VIENNA, 24 March 2007 — The Diplomatic Arab Women’s Forum, an NGO based in Vienna, Austria, held its first two-day symposium entitled “A Glimpse at Women in the Arab World: Achievements and Aspirations” that ended yesterday.
The symposium was held under the auspices of Princess Lolwah Al-Faisal. The symposium began with a statement from the president of the forum, May Al-Jaser, who also read Princess Lolwah’s speech on her behalf.
“Women around the world are facing daunting challenges in different professions,” said Princess Lolwah in her speech. “Arab women have gained tremendously from their efforts of self-examination that has intensified and found themselves in new roles of leadership in all walks of life”.
The symposium was followed by a speech by Ursula Plassnick, Austrian minister for European and international affairs.
“We must move beyond stereotypes,” she said, stressing the importance of cooperation and collaborations. “I believe in the transforming power of networking. Networking is a tool that can increase awareness among women and men and ultimately improve women’s involvement and participation in all spheres of social, economic and political life.”
Rafia Obaid Ghubash, president of the Arabian Gulf University in Manama, presented her work on epidemiological psychiatry focusing on women in the Arabian Gulf region.
“Sixty percent of Arab society is illiterate and that’s a problem, and that’s why women are behind,” she said.
The symposium also included a presentation by Lebanese artist Nidal Al-Achkar, who played a leading role in launching the theatrical movement in the Arab world. “The theater is the best mirror of life,” she said.
Al-Achkar founded the cultural establishment Masrah Al-Madina in 1994, which quickly became the center for all things cultural and artistic in Beirut.
“The theater is a platform of free speech,” she said. “It creates a space for free expression.”
Alia Arasoughly, a filmmaker and sociologist of culture and cinema and director of Shashat, a cinema NGO in Palestine, showed a film she directed in 2006 titled “After the Last Sky” about three women, two Israelis and a Palestinian, who signed a peace agreement among themselves.

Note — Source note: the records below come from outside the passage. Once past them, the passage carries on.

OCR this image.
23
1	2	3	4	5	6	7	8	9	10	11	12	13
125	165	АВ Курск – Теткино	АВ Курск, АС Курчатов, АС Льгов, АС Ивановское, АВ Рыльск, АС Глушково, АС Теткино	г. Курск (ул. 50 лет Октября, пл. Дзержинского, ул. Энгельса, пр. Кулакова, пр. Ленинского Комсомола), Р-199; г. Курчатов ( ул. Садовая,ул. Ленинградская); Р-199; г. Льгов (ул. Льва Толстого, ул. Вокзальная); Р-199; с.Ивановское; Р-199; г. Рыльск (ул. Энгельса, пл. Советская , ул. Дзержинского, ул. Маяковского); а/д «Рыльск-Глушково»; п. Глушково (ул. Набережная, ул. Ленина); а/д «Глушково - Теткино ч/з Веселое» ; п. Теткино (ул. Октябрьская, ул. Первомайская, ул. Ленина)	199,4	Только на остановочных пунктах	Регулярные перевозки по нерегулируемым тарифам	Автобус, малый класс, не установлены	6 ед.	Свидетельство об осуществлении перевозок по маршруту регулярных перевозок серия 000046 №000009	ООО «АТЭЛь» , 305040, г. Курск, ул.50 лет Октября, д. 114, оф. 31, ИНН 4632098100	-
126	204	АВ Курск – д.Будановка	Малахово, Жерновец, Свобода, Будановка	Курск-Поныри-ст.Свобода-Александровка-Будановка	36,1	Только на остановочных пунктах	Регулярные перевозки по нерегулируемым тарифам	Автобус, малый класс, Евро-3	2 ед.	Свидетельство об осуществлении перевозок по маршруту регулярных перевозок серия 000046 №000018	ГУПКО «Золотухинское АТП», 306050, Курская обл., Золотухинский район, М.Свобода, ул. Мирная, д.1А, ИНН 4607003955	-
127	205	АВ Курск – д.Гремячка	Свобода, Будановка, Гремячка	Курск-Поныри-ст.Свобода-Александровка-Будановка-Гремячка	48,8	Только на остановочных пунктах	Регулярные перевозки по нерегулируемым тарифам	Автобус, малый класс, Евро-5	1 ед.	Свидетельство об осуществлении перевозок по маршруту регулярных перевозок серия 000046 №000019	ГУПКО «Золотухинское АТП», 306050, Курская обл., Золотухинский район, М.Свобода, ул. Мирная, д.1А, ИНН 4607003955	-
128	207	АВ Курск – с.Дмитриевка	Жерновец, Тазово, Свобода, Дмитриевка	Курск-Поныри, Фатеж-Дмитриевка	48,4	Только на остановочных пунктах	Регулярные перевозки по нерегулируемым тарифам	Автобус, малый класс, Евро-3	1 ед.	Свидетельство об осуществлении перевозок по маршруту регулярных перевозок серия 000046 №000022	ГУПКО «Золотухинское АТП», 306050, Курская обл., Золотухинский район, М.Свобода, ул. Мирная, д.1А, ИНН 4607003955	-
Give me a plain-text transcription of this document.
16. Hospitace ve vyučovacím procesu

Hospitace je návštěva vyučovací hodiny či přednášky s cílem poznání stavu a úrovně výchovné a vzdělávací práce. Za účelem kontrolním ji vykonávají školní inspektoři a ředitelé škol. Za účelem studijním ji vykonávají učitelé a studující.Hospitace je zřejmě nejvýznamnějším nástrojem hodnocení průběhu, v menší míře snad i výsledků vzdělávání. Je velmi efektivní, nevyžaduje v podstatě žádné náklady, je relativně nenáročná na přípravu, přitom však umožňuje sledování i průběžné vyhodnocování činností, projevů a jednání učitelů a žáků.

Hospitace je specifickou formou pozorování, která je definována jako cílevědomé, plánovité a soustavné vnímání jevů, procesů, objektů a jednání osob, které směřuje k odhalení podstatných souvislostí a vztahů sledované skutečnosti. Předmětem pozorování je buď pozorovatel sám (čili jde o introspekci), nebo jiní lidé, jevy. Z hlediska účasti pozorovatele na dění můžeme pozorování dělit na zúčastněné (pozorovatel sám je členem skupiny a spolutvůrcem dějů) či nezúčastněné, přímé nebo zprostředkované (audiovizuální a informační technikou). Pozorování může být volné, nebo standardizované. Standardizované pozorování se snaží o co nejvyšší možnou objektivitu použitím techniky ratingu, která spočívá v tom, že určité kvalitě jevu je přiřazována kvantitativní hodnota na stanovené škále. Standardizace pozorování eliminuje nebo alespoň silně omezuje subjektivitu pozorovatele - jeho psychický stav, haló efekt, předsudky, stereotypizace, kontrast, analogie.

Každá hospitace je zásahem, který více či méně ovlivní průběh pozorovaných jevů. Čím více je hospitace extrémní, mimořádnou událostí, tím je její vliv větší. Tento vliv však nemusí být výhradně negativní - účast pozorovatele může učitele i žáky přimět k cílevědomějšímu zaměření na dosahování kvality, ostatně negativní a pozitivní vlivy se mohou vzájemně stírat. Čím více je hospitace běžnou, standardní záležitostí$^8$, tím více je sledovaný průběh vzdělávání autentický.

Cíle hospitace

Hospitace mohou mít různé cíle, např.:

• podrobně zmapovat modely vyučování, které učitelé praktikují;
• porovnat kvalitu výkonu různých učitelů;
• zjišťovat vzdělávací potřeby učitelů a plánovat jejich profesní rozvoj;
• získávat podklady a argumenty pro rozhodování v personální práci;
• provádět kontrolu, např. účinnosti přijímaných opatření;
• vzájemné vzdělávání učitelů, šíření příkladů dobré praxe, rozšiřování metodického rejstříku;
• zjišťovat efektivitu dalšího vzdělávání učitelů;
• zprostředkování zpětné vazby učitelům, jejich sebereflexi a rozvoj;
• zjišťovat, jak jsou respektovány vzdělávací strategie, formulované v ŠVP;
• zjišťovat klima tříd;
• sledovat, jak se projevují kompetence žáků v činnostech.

“Cinema is a non-threatening tool and a very dynamic medium,” she said. “It can confront and transform assumptions and images.”
The moderator for the symposium was Mona Khalil, a Saudi national and senior legal officer at the International Atomic Energy Agency.
From Kuwait, Nada Al-Mutawa, professor of political science at the Arab Open University, shared the experience of political participation of Kuwaiti women and the significance of this experience in bringing about change in their active roles of international relations and politics.
Al-Jaser concluded that the Diplomatic Arab Women’s Forum aims to continue their efforts in bringing together groups of women from across the Arab region to “shed light into different aspect of Arab women’s lives and to move beyond stereotypes predominant in media today.”